We need a *really* fast find library.

schwern on 2003-10-21T01:33:37

On OS X there's a little package management tool called fink. Its no Debian, but its ok. Listing the available packages takes a few seconds longer than I liked on my iBook so I decided to do a little profiling to figure out what was being slow.

Turns out it was two things. One was their version comparision function. It was repeating over 90% of its calls so I memoized it. That knocked out about 25% of the runtime.

The other was a function that was simply looking for new .info files in a big directory tree to see if the package index cache had to be updated. With the version comp optimized this was sucking down about 35% of the runtime. It was just a simple recursive directory crawl. read a directory, recurse into directories, look for a new .info file.

sub search_comparedb { my $path = shift; my (@files, $file, $fullpath, @stats);

# FIXME: should probably just check dirs of $config->get_treelist() opendir(DIR, $path) || die "can't opendir $path: $!"; @files = grep { !/^[\.#]/ } readdir(DIR); closedir DIR;

foreach $file (@files) { $fullpath = "$path/$file";

if (-d $fullpath) { next if $file eq "binary-$debarch"; next if $file eq "CVS"; return 1 if (&search_comparedb($fullpath)); } else { next if !(substr($file, length($file)-5) eq ".info"); @stats = stat($fullpath); return 1 if ($stats[9] > $db_mtime); } } return 0; }

Pretty straight forward. A few small touch ups could be done, but basically ok code. And it was sucking down a third of the runtime. This is over directory trees containing 2700 files and about 50 non-ignored directories. Just 50 calls to this function ate nearly a second or runtime on my iBook.

I could have tried unrolling the recursion, but I never really learned how to do that (I'd be interested to be shown how its done). Anyhow, I did the simple thing:

sub search_comparedb { my $path = shift; $path .= "/"; # forces find to follow the symlink

# Using find is much faster than doing it in Perl return (grep !m{/(CVS|binary-$debarch)/}, `/usr/bin/find $path -type f -name '*.info' -newer $basepath/var/db/fink.db`) ? 1 : 0; }

find. We can get away with this because the code only runs on OS X where /usr/bin/find always exists. How much faster was this? So much faster that the subroutine completely fell off the profiling radar.

Benchmark: timing 100 iterations of find, orig... find: 9 wallclock secs ( 0.19 usr 0.00 sys + 1.34 cusr 4.58 csys = 6.11 CPU) @ 526.32/s (n=100) orig: 49 wallclock secs (21.28 usr + 0.00 sys = 21.28 CPU) @ 4.70/s (n=100)

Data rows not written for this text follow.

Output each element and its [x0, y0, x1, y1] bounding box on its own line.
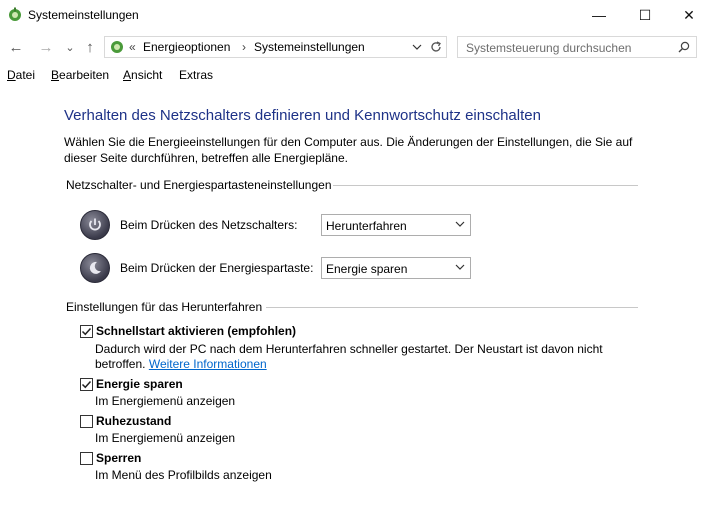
- section-divider: [266, 307, 638, 308]
- page-description: Wählen Sie die Energieeinstellungen für …: [64, 135, 633, 165]
- checkmark-icon: [81, 327, 92, 336]
- sleep-description: Im Energiemenü anzeigen: [95, 394, 236, 408]
- control-panel-icon: [111, 41, 123, 53]
- fast-startup-description: Dadurch wird der PC nach dem Herunterfah…: [95, 342, 603, 371]
- forward-button[interactable]: →: [36, 37, 56, 57]
- address-row: ← → ⌄ ↑ « Energieoptionen › Systemeinste…: [0, 31, 714, 63]
- search-icon[interactable]: [678, 41, 690, 53]
- breadcrumb-energieoptionen[interactable]: Energieoptionen: [143, 40, 230, 54]
- menu-bearbeiten[interactable]: Bearbeiten: [51, 68, 109, 82]
- up-button[interactable]: ↑: [80, 37, 100, 57]
- minimize-button[interactable]: —: [576, 0, 622, 30]
- power-button-action-value: Herunterfahren: [326, 219, 407, 233]
- fast-startup-checkbox[interactable]: [80, 325, 93, 338]
- sleep-button-label: Beim Drücken der Energiespartaste:: [120, 261, 314, 275]
- back-button[interactable]: ←: [6, 37, 26, 57]
- power-section-title: Netzschalter- und Energiespartasteneinst…: [66, 178, 332, 192]
- breadcrumb-overflow[interactable]: «: [129, 40, 136, 54]
- breadcrumb-separator: ›: [242, 40, 246, 54]
- checkmark-icon: [81, 380, 92, 389]
- hibernate-label[interactable]: Ruhezustand: [96, 414, 171, 428]
- hibernate-checkbox[interactable]: [80, 415, 93, 428]
- menu-datei[interactable]: Datei: [7, 68, 35, 82]
- chevron-down-icon: [455, 221, 465, 227]
- section-divider: [333, 185, 638, 186]
- fast-startup-label[interactable]: Schnellstart aktivieren (empfohlen): [96, 324, 296, 338]
- page-title: Verhalten des Netzschalters definieren u…: [64, 107, 541, 124]
- more-info-link[interactable]: Weitere Informationen: [149, 357, 267, 371]
- lock-checkbox[interactable]: [80, 452, 93, 465]
- chevron-down-icon: [455, 264, 465, 270]
- chevron-down-icon[interactable]: [412, 42, 422, 52]
- power-button-icon: [80, 210, 110, 240]
- lock-label[interactable]: Sperren: [96, 451, 141, 465]
- search-input[interactable]: Systemsteuerung durchsuchen: [457, 36, 697, 58]
- control-panel-icon: [9, 7, 21, 21]
- menu-bar: Datei Bearbeiten Ansicht Extras: [0, 63, 714, 87]
- search-placeholder: Systemsteuerung durchsuchen: [466, 41, 632, 55]
- lock-description: Im Menü des Profilbilds anzeigen: [95, 468, 272, 482]
- window-title: Systemeinstellungen: [28, 8, 139, 22]
- sleep-checkbox[interactable]: [80, 378, 93, 391]
- close-button[interactable]: ✕: [666, 0, 712, 30]
- shutdown-section-title: Einstellungen für das Herunterfahren: [66, 300, 263, 314]
- sleep-button-icon: [80, 253, 110, 283]
- address-bar[interactable]: « Energieoptionen › Systemeinstellungen: [104, 36, 447, 58]
- menu-ansicht[interactable]: Ansicht: [123, 68, 162, 82]
- sleep-label[interactable]: Energie sparen: [96, 377, 183, 391]
- refresh-icon[interactable]: [429, 40, 443, 54]
- maximize-button[interactable]: ☐: [622, 0, 668, 30]
- recent-locations-button[interactable]: ⌄: [60, 37, 80, 57]
- sleep-button-action-value: Energie sparen: [326, 262, 408, 276]
- hibernate-description: Im Energiemenü anzeigen: [95, 431, 236, 445]
- breadcrumb-systemeinstellungen[interactable]: Systemeinstellungen: [254, 40, 365, 54]
- title-bar: Systemeinstellungen — ☐ ✕: [0, 0, 714, 31]
- power-button-label: Beim Drücken des Netzschalters:: [120, 218, 298, 232]
- sleep-button-action-select[interactable]: Energie sparen: [321, 257, 471, 279]
- menu-extras[interactable]: Extras: [179, 68, 213, 82]
- power-button-action-select[interactable]: Herunterfahren: [321, 214, 471, 236]
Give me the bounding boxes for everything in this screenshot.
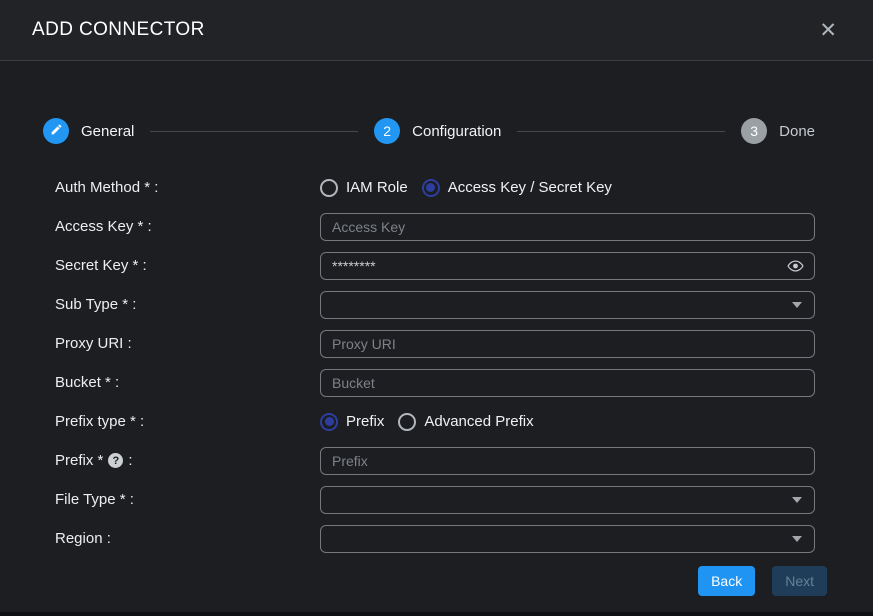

God damn. Some sort of Perl module wrapper around a find C library.

What was the next bottleneck? Oddly enough, Storable::retrieve. Its the top time killer now gulping down 40% of the runtime loading up that index file we just checked to see if it needed updating. But I'd already nearly doubled the performance so I stopped there.


Shameless plug

ethan on 2003-10-21T07:24:12

Not sure whether MacOSX has a locate utility. If so, maybe thiscould be useful (can't be installed via the CPAN module however, since an ancient 0.50 version by another author existed at some time).

It wraps the C code from the GNU findutils into some XS to natively query an existing locatedb.

Re:Shameless plug

schwern on 2003-10-21T13:24:07

Not sure whether MacOSX has a locate utility.


It does.

It wraps the C code from the GNU findutils into some XS to natively query an existing locatedb.


Nice, but fraught with all the problems of locate. ie. It'll be out of date. Though maybe I can crib some code out of it.

faster...

trachtenberga on 2003-10-21T22:51:30

I bet you could do some "! -path '*/CVS/* -and ! -path 'debian-$binarch -and ...'" kung-fu to eliminate the Perl grep and make it even faster.

When fast is fast enough.

schwern on 2003-11-06T14:04:55

Perl's grep isn't slow. Anyway, the subroutine doesn't even show up in profiling anymore, so I'm not going to invest any more time in optimizing it.